Il peso oggettivo dei comportamenti deve essere valutato però tenendo conto delle attenuanti, vale a dire di tutte le motivazioni che concorrono a determinarlo. Non si tratta di chiudere gli occhi o di perdonare, ma di capire che l’alienazione nel nostro mondo è giunta ad un livello tale che le persone agiscono come automi programmati per difendersi dalla fobia universale di essere deboli o di farsi mettere sotto dagli altri. Una difesa del genere, adottata universalmente, non può portare che ad un modo di vivere aspro, egoista, diffidente, competitivo,ecc.

Lo stesso criterio di equità deve essere adottato dagli introversi per valutare se stessi. Più volte ho sottolineato la sostanziale inoffensività sociale degli introversi, il cui tasso di nocività sociale è inferiore alla media. Tenendo conto di questo aspetto, dovrebbe risultare semplice decolpevolizzare le rabbie, identificandole come emozioni che non si traducono, se non in misura minima, in azioni.

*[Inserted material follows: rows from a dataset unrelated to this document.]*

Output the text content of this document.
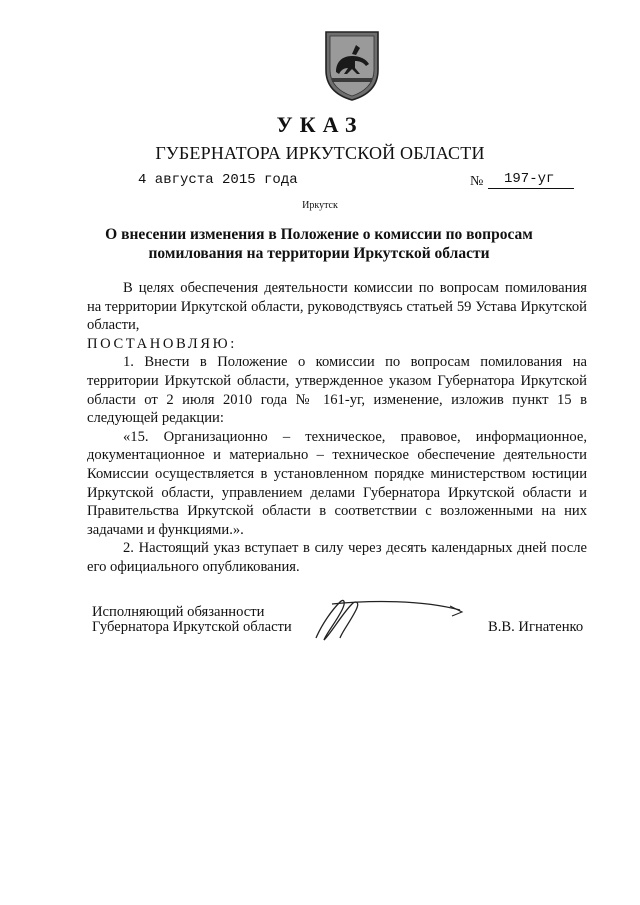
УКАЗ
ГУБЕРНАТОРА ИРКУТСКОЙ ОБЛАСТИ
4 августа 2015 года	№ 197-уг
Иркутск
О внесении изменения в Положение о комиссии по вопросам помилования на территории Иркутской области

В целях обеспечения деятельности комиссии по вопросам помилования на территории Иркутской области, руководствуясь статьей 59 Устава Иркутской области,

ПОСТАНОВЛЯЮ:

1. Внести в Положение о комиссии по вопросам помилования на территории Иркутской области, утвержденное указом Губернатора Иркутской области от 2 июля 2010 года № 161-уг, изменение, изложив пункт 15 в следующей редакции:

«15. Организационно – техническое, правовое, информационное, документационное и материально – техническое обеспечение деятельности Комиссии осуществляется в установленном порядке министерством юстиции Иркутской области, управлением делами Губернатора Иркутской области и Правительства Иркутской области в соответствии с возложенными на них задачами и функциями.».

2. Настоящий указ вступает в силу через десять календарных дней после его официального опубликования.

Исполняющий обязанности
Губернатора Иркутской области	В.В. Игнатенко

In realtà, il problema è un po’ più complesso perché se è vero che gli introversi sono per natura inoffensivi, le rabbie che albergano, finché non si dissolvono in nome di una comprensione critica, comportano un pericolo costante che non si realizza sempre allo stesso modo, ma che si può ritenere grave.

Il pericolo è che, per effetto delle rabbie, la personalità introversa, agganciata in profondità da una sensibilità sociale spesso scrupolosa, attraversi, senza che il soggetto se ne renda conto, degli stati transitori di insensibilizzazione tale per cui egli si ritrova a dire o a fare cose che, se rimanesse in sé, non direbbe né farebbe. In questi stati di coscienza, l’introverso può addirittura avere la percezione di essere finalmente se stesso, di agire senza remore e senza le consuete inibizioni che caratterizzano il suo rapportarsi agli altri.

Prendere atto di questo aspetto alla luce del criterio di equità significa riconoscere che, nel nostro mondo, nessuno è immune dall’alienazione per cui essere se stessi implica l’inibizione della sensibilità sociale e il trattare gli altri come cose.

Penso che questa presa di coscienza sia la più dolorosa che un introverso possa fare perché implica la scoperta che una parte di sé odia di fatto la sensibilità e s’identifica con il modello normativo dominante.

A maggior ragione, il messaggio della LIDI, incentrato non già sull’essere se stessi, che implica l’accettazione di un modo di essere inesorabilmente alienato dal contatto con il mondo, bensì sul diventare se stessi, che implica invece la scoperta e il superamento dell’alienazione costitutiva della soggettività contemporanea, ha un significato importante e profondo che non può essere confuso con la cultura new age.

Esso, infatti, non sollecita il narcisismo individualistico di coloro che hanno bisogno di pensare di essere diversi dagli altri, ma l’umiltà di riconoscere che un’autentica differenziazione passa attraverso il riconoscimento di ciò che ci accomuna in quanto esseri del nostro tempo: ahimé l’intolleranza.

Dall’intolleranza interiore nei confronti degli altri e di sé alla pietas, ad uno sguardo cioè che ci restituisce, dentro e fuori di noi, l’umanità come una specie maldestra che, ossessionata dalla paura e dal dolore, adotta quasi costantemente rimedi che sono peggiori del male.

Se dovessi proporre un obbiettivo al gruppo, questo mi sembra il più significativo.